Quase quando saiu, seu celular tocou, mas ela não ouviu... era Eduardo.
"Nossa, ela não quer me atender. Acho que está brava comigo... que cabeça a minha! Fui esquecer do aniversário dela... justo da Pri, que ama fazer aniversário?! Cabeça oca mesmo a minha, viu!?" _ Tentou mais três vezes...em vão.
Eduardo decidiu então ir a casa dela, dar pessoalmente os parabéns, apesar de estar em outra cidade, calculou e pensou que chegaria antes da meia noite lá.
A festa de Priscila foi animada e alegre. O pessoal foi embora cedo pois teriam que trabalhar na manhã seguinte.
Era quase outro dia quando Eduardo conseguiu chegar na cidade da menina... ele estava cansado e com sono. Infelizmente não viu um caminhão se aproximar... e num cruzamento, houve um acidente... O caminhão bateu no carro que Eduardo dirigia.
Edu ficou gravemente ferido e foi levado para o hospital.
Priscila estava deitada quando a ligaram para avisar sobre o acidente. Nem pensou direito, apenas trocou de roupa, pegou sua blusa e bolsa e foi direto para o hospital...
Mas infelizmente não teve como conversar com seu amigo... assim que chegou ela soube que Eduardo não resistiu ao ferimentos e faleceu!
Na hora ela não chorou. Não sentiu nada. Ficou em estado de choque...
"Nossa... como pude perder tanto tempo? Edu morreu... podíamos ter feito tantas coisas juntos, ter dado tantas gargalhadas... mas naõ... simplesmente aceitei o sumiço dele... que péssima amiga eu fui!"
Ela foi ao funeral... não chorou na frente de ninguém.
Ao chegar em sua casa, em seu quarto, ao deitar em sua cama... chorou muito e quase morreu de medo... olhou ao seu redor e sentiu como se estivesse no espaço... perdida... sozinha...

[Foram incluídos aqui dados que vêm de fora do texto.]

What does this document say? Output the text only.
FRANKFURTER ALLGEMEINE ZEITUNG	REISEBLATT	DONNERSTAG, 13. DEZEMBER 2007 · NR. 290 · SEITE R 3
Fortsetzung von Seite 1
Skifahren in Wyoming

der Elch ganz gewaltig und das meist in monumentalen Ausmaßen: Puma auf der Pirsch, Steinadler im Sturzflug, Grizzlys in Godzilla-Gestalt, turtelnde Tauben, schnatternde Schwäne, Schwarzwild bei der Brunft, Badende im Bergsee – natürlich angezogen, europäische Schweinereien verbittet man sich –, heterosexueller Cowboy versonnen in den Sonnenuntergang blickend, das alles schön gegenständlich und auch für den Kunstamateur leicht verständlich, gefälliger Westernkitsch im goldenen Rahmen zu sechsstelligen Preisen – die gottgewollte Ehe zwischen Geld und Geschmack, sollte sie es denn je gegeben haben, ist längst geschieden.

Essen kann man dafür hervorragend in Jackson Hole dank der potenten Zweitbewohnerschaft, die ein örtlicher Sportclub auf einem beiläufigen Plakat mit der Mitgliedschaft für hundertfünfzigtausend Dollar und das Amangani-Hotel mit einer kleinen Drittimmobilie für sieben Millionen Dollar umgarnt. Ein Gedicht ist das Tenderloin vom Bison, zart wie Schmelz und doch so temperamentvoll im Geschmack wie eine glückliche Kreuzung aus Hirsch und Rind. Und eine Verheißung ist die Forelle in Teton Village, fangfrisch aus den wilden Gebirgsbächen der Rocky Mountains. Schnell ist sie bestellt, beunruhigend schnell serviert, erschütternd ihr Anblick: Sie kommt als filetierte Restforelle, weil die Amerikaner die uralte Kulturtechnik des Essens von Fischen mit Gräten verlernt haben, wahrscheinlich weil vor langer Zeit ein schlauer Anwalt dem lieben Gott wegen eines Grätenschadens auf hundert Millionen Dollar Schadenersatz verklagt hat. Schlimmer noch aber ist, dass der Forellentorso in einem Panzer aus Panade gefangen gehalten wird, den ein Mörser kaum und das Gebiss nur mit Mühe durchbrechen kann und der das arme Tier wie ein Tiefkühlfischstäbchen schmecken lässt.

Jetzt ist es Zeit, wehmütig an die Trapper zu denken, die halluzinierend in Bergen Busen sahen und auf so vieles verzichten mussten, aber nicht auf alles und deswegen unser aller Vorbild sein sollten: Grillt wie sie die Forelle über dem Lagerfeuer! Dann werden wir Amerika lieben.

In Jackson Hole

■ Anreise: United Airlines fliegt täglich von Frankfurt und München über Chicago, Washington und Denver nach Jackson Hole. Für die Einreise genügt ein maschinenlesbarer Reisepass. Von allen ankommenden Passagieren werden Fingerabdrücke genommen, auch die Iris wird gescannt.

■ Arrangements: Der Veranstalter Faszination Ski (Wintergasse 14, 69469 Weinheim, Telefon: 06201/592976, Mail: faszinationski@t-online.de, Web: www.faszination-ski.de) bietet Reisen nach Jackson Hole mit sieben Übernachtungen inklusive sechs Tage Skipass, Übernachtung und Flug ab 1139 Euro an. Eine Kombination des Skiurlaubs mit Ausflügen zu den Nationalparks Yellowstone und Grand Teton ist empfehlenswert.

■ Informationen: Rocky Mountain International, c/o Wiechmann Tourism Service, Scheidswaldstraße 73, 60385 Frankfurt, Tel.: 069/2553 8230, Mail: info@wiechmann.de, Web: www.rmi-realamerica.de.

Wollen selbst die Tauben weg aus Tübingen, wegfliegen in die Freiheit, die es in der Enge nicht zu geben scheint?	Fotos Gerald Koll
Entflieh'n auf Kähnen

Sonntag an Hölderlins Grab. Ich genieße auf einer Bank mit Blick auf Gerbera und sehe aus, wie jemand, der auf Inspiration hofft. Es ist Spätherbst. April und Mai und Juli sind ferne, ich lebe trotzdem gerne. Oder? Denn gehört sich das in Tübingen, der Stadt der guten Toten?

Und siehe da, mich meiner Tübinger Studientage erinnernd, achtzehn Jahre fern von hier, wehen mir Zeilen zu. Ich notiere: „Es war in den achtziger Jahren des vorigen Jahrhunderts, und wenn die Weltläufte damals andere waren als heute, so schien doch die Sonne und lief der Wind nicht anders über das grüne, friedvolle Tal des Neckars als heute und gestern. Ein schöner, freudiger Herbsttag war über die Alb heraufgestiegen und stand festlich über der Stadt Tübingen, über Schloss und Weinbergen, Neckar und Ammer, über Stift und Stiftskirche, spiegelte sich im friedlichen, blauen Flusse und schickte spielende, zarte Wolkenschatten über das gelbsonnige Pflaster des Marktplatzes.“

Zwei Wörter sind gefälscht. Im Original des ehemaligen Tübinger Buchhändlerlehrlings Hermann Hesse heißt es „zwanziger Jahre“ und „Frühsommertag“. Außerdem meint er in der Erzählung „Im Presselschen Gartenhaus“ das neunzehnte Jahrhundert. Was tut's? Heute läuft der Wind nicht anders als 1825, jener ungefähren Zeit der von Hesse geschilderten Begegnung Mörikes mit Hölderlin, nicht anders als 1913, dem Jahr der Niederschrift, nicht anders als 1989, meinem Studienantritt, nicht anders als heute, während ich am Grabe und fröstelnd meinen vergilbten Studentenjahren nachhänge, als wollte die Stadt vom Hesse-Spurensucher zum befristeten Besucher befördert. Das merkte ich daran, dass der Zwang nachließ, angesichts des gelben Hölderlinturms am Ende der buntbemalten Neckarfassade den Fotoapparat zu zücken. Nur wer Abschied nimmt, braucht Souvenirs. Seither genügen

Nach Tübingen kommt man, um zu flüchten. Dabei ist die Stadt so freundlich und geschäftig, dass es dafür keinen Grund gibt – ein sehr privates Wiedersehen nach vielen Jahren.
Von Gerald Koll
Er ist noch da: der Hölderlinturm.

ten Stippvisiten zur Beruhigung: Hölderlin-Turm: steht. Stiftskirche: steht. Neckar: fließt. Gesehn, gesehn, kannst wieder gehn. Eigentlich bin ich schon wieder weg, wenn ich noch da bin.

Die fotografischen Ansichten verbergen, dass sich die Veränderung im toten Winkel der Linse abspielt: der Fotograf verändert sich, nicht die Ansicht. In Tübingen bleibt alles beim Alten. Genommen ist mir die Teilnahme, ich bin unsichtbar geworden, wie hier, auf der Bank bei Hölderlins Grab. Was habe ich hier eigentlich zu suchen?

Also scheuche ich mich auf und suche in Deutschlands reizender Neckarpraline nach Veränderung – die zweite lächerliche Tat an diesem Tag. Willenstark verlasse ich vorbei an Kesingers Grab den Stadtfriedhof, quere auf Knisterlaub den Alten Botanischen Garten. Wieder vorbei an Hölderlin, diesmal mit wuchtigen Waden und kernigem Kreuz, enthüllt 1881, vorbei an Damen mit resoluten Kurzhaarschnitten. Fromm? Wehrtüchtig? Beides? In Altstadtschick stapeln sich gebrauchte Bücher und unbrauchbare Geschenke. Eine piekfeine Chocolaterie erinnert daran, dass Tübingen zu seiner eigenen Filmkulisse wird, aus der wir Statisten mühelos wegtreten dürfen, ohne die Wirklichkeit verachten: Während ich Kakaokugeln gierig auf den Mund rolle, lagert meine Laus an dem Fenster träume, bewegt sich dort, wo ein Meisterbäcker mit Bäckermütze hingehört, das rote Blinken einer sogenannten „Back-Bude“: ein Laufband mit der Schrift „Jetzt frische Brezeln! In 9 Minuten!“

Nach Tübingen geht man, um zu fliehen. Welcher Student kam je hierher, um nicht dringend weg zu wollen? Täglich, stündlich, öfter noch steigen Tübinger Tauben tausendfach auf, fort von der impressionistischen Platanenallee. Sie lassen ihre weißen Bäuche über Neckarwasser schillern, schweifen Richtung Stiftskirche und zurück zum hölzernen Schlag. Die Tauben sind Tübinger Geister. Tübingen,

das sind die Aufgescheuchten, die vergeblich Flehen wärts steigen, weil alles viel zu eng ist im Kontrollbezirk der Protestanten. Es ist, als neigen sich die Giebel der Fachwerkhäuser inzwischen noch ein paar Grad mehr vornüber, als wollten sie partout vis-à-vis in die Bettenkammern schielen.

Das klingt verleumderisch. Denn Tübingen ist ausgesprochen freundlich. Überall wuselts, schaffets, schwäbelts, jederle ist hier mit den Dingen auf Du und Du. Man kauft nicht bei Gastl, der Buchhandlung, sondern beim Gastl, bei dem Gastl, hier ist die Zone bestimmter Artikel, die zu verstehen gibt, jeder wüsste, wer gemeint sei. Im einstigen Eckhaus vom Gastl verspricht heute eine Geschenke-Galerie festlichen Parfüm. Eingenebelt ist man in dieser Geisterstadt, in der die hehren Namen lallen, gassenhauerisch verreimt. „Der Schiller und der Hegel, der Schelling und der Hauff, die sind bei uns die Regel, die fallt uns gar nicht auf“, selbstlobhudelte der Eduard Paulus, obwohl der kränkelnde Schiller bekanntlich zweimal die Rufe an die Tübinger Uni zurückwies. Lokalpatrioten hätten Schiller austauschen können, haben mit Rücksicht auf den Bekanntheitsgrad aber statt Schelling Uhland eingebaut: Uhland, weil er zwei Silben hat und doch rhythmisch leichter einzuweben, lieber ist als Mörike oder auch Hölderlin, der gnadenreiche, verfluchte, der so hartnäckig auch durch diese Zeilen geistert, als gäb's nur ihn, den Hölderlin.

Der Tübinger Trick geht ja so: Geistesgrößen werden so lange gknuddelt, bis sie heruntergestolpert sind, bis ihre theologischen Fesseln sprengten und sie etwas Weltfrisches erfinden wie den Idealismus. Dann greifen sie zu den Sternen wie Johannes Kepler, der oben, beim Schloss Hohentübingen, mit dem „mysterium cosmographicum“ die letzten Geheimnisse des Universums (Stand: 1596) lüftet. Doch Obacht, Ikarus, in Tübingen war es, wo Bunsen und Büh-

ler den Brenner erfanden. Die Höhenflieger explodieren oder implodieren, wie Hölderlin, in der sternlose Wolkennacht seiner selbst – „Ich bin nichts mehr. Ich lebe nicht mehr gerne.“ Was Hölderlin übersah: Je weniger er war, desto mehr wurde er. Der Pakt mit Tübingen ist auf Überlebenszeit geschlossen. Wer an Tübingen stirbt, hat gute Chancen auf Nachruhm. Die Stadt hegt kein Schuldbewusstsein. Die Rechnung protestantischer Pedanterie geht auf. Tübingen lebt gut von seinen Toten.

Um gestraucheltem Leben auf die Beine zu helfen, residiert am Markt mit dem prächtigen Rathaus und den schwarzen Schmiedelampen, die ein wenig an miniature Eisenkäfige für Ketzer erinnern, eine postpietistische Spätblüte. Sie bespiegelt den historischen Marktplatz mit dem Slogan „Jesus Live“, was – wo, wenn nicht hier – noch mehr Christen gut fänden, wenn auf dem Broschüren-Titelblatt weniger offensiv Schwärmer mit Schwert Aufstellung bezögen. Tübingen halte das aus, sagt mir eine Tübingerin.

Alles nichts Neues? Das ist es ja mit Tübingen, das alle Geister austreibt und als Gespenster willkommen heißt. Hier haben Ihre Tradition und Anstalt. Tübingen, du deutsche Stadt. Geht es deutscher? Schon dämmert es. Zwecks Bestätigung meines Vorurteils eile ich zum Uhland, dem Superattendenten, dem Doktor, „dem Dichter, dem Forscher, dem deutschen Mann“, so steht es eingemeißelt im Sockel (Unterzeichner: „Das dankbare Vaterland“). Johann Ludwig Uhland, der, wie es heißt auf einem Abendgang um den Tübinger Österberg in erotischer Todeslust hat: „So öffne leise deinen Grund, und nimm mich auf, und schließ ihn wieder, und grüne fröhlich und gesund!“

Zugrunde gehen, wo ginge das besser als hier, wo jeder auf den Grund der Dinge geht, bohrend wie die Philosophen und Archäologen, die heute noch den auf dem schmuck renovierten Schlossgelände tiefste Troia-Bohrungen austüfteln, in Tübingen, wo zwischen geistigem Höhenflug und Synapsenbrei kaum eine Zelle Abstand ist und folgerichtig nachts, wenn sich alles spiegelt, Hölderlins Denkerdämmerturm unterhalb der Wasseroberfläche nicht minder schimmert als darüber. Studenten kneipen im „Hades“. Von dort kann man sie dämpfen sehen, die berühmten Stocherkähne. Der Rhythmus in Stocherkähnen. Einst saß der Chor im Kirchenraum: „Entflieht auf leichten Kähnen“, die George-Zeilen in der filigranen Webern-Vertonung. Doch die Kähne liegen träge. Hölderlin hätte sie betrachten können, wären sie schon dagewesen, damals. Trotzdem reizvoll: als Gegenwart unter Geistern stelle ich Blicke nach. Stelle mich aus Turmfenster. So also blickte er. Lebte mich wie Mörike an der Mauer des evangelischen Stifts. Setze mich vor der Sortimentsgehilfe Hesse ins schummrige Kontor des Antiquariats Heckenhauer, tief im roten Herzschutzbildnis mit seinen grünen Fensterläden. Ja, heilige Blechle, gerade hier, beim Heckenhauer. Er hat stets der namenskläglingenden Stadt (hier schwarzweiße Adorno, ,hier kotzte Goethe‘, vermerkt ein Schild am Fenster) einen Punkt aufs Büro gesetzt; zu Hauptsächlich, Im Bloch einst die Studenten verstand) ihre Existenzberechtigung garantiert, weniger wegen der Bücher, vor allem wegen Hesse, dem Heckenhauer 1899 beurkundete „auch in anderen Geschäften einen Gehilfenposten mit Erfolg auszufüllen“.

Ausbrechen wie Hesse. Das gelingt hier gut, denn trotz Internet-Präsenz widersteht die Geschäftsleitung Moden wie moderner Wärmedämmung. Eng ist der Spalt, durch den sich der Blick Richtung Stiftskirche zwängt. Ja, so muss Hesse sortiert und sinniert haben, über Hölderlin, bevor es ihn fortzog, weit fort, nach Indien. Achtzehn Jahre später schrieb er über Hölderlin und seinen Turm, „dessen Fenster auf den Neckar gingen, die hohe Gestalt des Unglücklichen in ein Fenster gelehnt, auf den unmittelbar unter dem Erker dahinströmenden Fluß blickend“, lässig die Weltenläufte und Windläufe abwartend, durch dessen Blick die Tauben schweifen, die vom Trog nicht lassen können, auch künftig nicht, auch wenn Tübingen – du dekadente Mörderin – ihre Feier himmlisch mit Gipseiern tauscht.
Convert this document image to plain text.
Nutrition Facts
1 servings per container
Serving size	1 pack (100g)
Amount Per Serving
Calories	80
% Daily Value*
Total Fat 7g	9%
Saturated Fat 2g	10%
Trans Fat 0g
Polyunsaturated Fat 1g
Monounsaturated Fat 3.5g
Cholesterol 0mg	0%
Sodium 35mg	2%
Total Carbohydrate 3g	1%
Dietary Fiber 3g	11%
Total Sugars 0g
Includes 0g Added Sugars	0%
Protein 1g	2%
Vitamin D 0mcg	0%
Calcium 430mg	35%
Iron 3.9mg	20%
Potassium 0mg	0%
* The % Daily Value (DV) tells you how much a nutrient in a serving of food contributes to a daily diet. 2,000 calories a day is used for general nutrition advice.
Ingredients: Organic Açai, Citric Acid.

"Que péssima amiga eu fui..."
PiPiPiiiiiii PiPiPiiiiiiii PiPiPiiiiiii
O despertador tocou... era hora de levantar, afinal hoje era o dia de Priscila... não podia chegar atrasada no serviço no dia de seu aniversário!
Abriu os olhos aliviada de ter acordado daquele sonho ruim.
"Ai graças a Deus... foi apenas um sonho... melhor... um terrível e horrendo pesadelo! Nossa... hoje é meu dia... vamos ver o que ele me reserva....E se aquele cabeçudo do Eduardo não lembrar do meu aniversário... eu o mato!"